After the S datasets are built, a learning algorithm is applied to each one individually. When you’d like to classify a new piece of data, you’d apply our S classifiers to the new piece of data and take a majority vote.

There are more advanced methods of bagging, such as random forests.

7.1.2: Boosting

Boosting is a technique similar to bagging. In bagging, you always use the same type of classifier. But in boosting, the different classifiers are trained sequentially. Each new classifier is trained based on the performance of those already trained. Boosting makes new classifiers focus on data that was previously misclassified by previous classifiers.

Boosting is different from bagging because the output is calculated from a weighted sum of all classifiers. The weights aren’t equal as in bagging but are based on how successful the classifier was in the previous iteration.

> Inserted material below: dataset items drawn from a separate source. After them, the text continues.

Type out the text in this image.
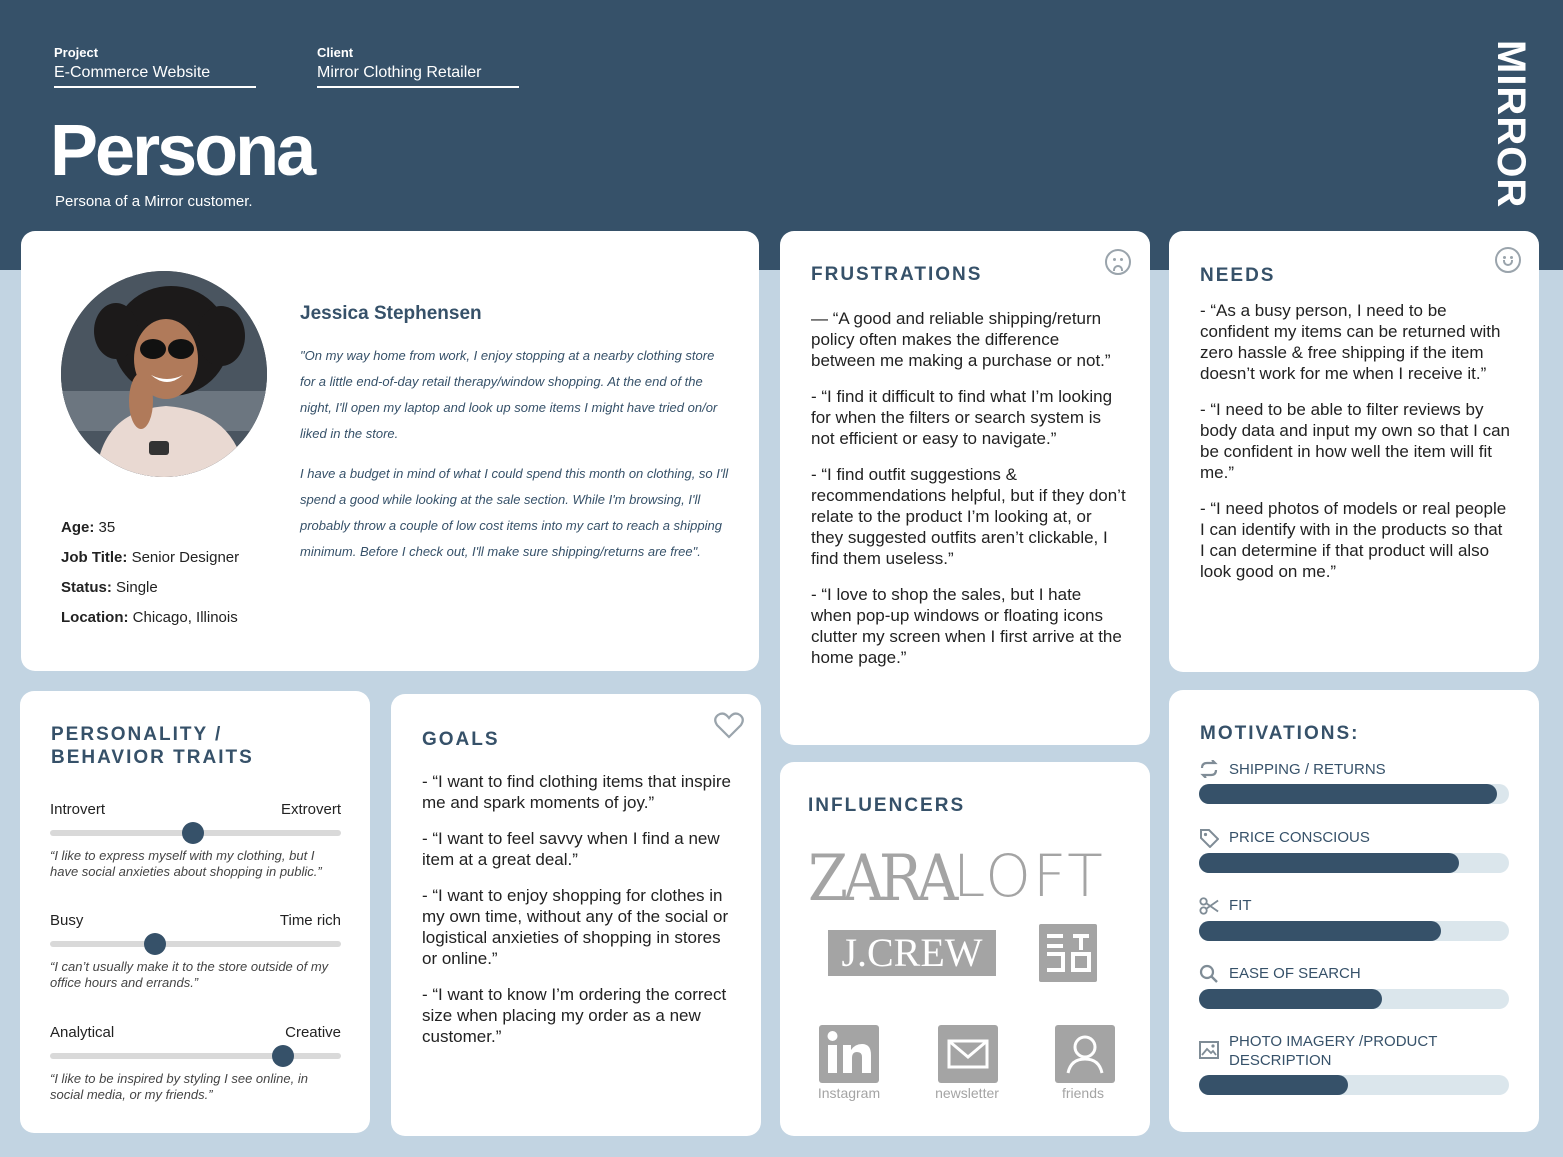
Project
E-Commerce Website
Client
Mirror Clothing Retailer
Persona
Persona of a Mirror customer.	MIRROR
Age: 35
Job Title: Senior Designer
Status: Single
Location: Chicago, Illinois
Jessica Stephensen

"On my way home from work, I enjoy stopping at a nearby clothing store for a little end-of-day retail therapy/window shopping. At the end of the night, I'll open my laptop and look up some items I might have tried on/or liked in the store.

I have a budget in mind of what I could spend this month on clothing, so I'll spend a good while looking at the sale section. While I'm browsing, I'll probably throw a couple of low cost items into my cart to reach a shipping minimum. Before I check out, I'll make sure shipping/returns are free".

FRUSTRATIONS

— “A good and reliable shipping/return policy often makes the difference between me making a purchase or not.”

- “I find it difficult to find what I’m looking for when the filters or search system is not efficient or easy to navigate.”

- “I find outfit suggestions & recommendations helpful, but if they don’t relate to the product I’m looking at, or they suggested outfits aren’t clickable, I find them useless.”

- “I love to shop the sales, but I hate when pop-up windows or floating icons clutter my screen when I first arrive at the home page.”

NEEDS

- “As a busy person, I need to be confident my items can be returned with zero hassle & free shipping if the item doesn’t work for me when I receive it.”

- “I need to be able to filter reviews by body data and input my own so that I can be confident in how well the item will fit me.”

- “I need photos of models or real people I can identify with in the products so that I can determine if that product will also look good on me.”

PERSONALITY /
BEHAVIOR TRAITS
Introvert	Extrovert
“I like to express myself with my clothing, but I have social anxieties about shopping in public.”
Busy	Time rich
“I can’t usually make it to the store outside of my office hours and errands.”
Analytical	Creative
“I like to be inspired by styling I see online, in social media, or my friends.”
GOALS

- “I want to find clothing items that inspire me and spark moments of joy.”

- “I want to feel savvy when I find a new item at a great deal.”

- “I want to enjoy shopping for clothes in my own time, without any of the social or logistical anxieties of shopping in stores or online.”

- “I want to know I’m ordering the correct size when placing my order as a new customer.”

INFLUENCERS
ZARA LOFT
J.CREW
Instagram	newsletter	friends
MOTIVATIONS:
SHIPPING / RETURNS
PRICE CONSCIOUS
FIT
EASE OF SEARCH
PHOTO IMAGERY /PRODUCT DESCRIPTION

7.2: Train: improving the classifier by focusing on errors

AdaBoost is short for adaptive boosting. AdaBoost works this way: A weight is applied to every example in the training data. We’ll call the weight vector D. Initially, these weights are all equal. A weak classifier is first trained on the training data. The errors from the weak classifier are calculated, and the weak classifier is trained a second time with the same dataset. This second time the weak classifier is trained, the weights of the training set are adjusted so the examples properly classified the first time are weighted less and the examples incorrectly classified in the first iteration are weighted more. To get one answer from all of these weak classifiers, AdaBoost assigns α values to each of the classifiers. The α values are based on the error of each weak classifier. The error ϵ is given by

$\epsilon = \large \frac {number \hspace{1mm} of \hspace{1mm} Incorrectly \hspace{1mm} classified \hspace{1mm} examples}{total \hspace{1mm} number \hspace{1mm} of \hspace{1mm} examples}$

α is given by

$\alpha = \Large \frac {1} {2} \ln( \frac {1 - \epsilon }{ \epsilon } )$

After you calculate α, you can update the weight vector D so that the examples that are correctly classified will decrease in weight and the misclassified examples will increase in weight. D is given by

$D_i^{t+1} = \Large \frac { D_i^{t}e^{-\alpha}}{Sum(D)}$

if correctly predicted and

$D_i^{t+1} = \Large \frac { D_i^{t}e^{\alpha}}{Sum(D)}$

After D is calculated, AdaBoost starts on the next iteration. The AdaBoost algorithm repeats the training and weight-adjusting iterations until the training error is 0 or until the number of weak classifiers reaches a user-defined value.

7.3.: Creating a weak learner with a decision stump

A decision stump is a simple decision tree. You saw how decision trees work earlier. Now, we’re going to make a decision stump that makes a decision on one feature only. It’s a tree with only one split, so it’s a stump.